Il filo sottile tra amore e follia
Follia è la storia di un'ossessione amorosa.
Quel tipo di amore che ti imprigiona in una gabbia di disperato egoismo e ti lascia soffocare nel vortice di uno sfrenato desiderio.
Follia è la storia di Stella, donna bellissima e intelligente, moglie di uno psichiatra di successo e madre di Charlie, un bambino come tanti.
Seguendo il marito nei sobborghi di Londra per il suo nuovo incarico da vicedirettore presso un antico manicomio criminale in stile vittoriano, Stella, che vive giornate tediose e ripetitive, consapevole di essere una novella Bovary, nota la presenza di un uomo, Edgar Stark, che da subito le sconvolge i sensi.
Un ballo, un gesto d'intimità e giù, a capofitto nell'abisso.
Dalla semplice conoscenza in poco tempo l'uomo diverrà l'amante che la ricambierà ampiamente: complicità, passione, attrazione sfrenata, comprensione. Tutto quello di cui ha sempre sentito il bisogno ma che suo marito, a causa di un carattere incolore ed insapore, è stato incapace di darle. Ma cosa accade se una storia appena iniziata diventa da subito fin troppo importante?
Cosa accade se l'intensità del sentimento è tale da sconvolgere, oltre ai sensi, anche l'equilibrio emotivo?
Accade che tutto viene messo in gioco.
Il lettore seguirà la storia così come viene raccontata da Peter, psichiatra collega del marito e amico di famiglia. La visuale che ci prospetta è completamente asettica o, per meglio dire, ampiamente clinica.
Nessun eccesso emotivo, nessun giudizio morale, nessuna empatia. Distacco, professionalità e scrupolosità nell'annotare dettagli importanti che possano in qualche modo chiudere il cerchio.
Le parole e le azioni di Stella vengono elaborate, esaminate, previste, calcolate.
Follia è, quindi, una parabola discendente, una pazza corsa verso un precipizio. Il lettore resta avviluppato nelle vicende incapace di reagire, di giudicare e talvolta di comprendere. Può solo lasciarsi attraversare dai vari stadi del dramma.

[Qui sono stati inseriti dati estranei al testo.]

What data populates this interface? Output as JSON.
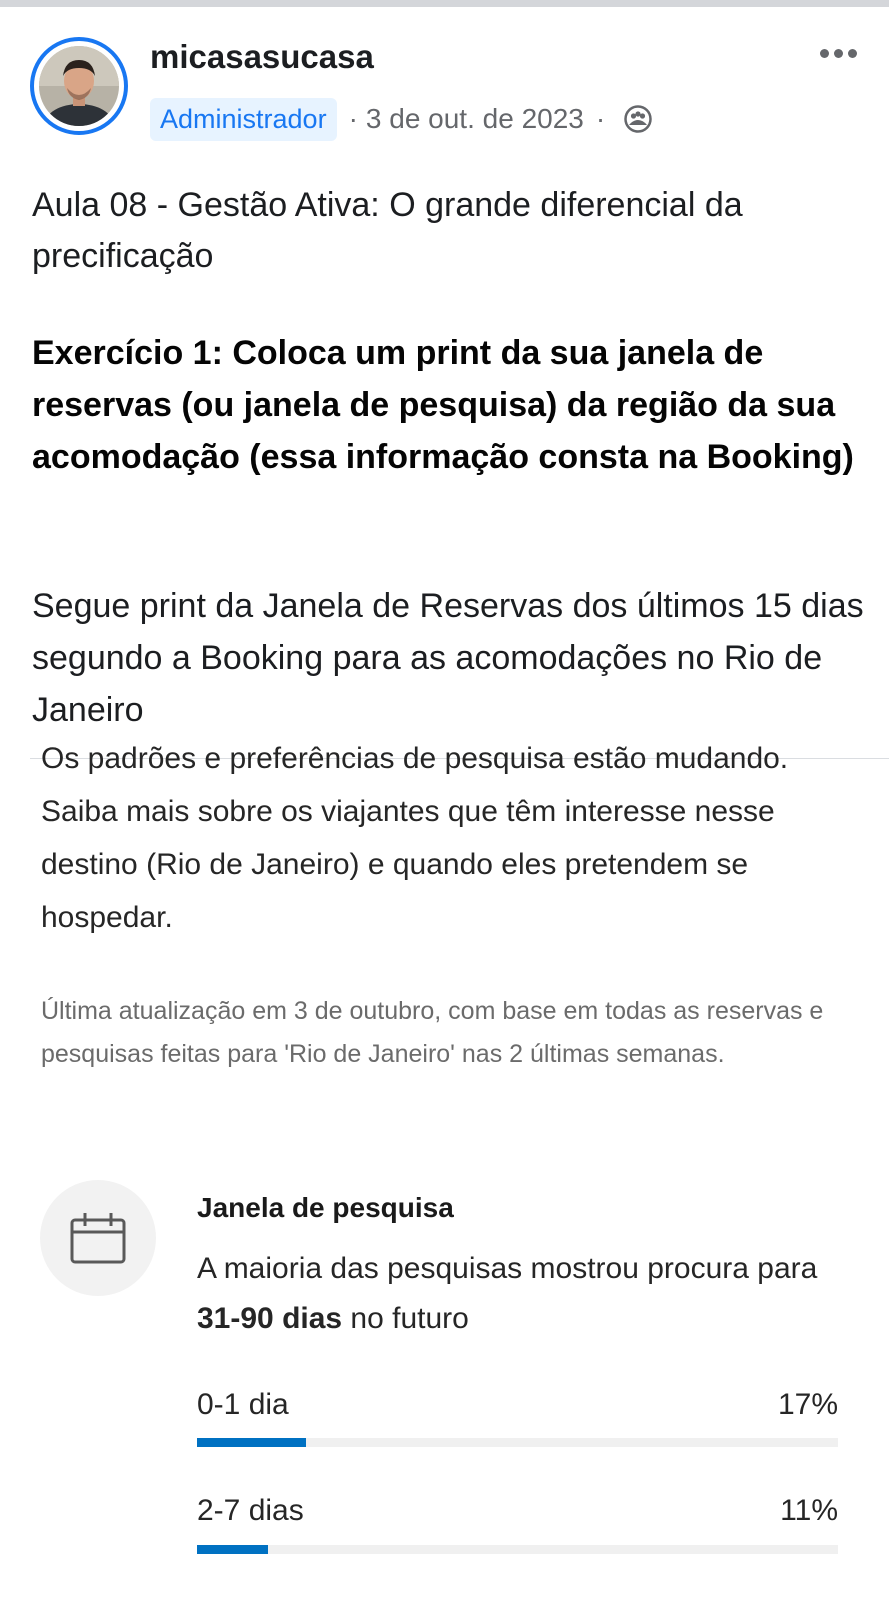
{
  "post": {
    "author": "micasasucasa",
    "role_badge": "Administrador",
    "separator_1": "·",
    "date": "3 de out. de 2023",
    "separator_2": "·",
    "title": "Aula 08 - Gestão Ativa: O grande diferencial da precificação",
    "exercise": "Exercício 1: Coloca um print da sua janela de reservas (ou janela de pesquisa) da região da sua acomodação (essa informação consta na Booking)",
    "reply": "Segue print da Janela de Reservas dos últimos 15 dias segundo a Booking para as acomodações no Rio de Janeiro"
  },
  "screenshot": {
    "intro": "Os padrões e preferências de pesquisa estão mudando. Saiba mais sobre os viajantes que têm interesse nesse destino (Rio de Janeiro) e quando eles pretendem se hospedar.",
    "update_note": "Última atualização em 3 de outubro, com base em todas as reservas e pesquisas feitas para 'Rio de Janeiro' nas 2 últimas semanas.",
    "section": {
      "icon": "calendar-icon",
      "title": "Janela de pesquisa",
      "desc_prefix": "A maioria das pesquisas mostrou procura para ",
      "desc_bold": "31-90 dias",
      "desc_suffix": " no futuro"
    },
    "rows": [
      {
        "label": "0-1 dia",
        "percent_label": "17%",
        "value": 17
      },
      {
        "label": "2-7 dias",
        "percent_label": "11%",
        "value": 11
      }
    ]
  },
  "colors": {
    "accent": "#1877f2",
    "badge_bg": "#e7f3ff",
    "bar": "#0071c2",
    "bar_track": "#f0f0f0"
  },
  "icons": {
    "more": "more-horizontal-icon",
    "audience": "group-audience-icon",
    "calendar": "calendar-icon"
  }
}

Mi sono sentita troppo spesso incapace di prendere le parti di qualcuno. Tutto sembra giusto ma allo stesso tempo fortemente errato. La scrittura di McGrath è scorrevole, trasparente ed essenziale.
Notevoli le descrizioni degli esterni che si sposavano benissimo con gli stati d'animo della protagonista, e i luoghi dove la storia si consuma, tra Londra e il Galles, sotto cieli di metallo confortati dalla tipica indifferenza nordica.
Un romanzo introspettivo e psicologico.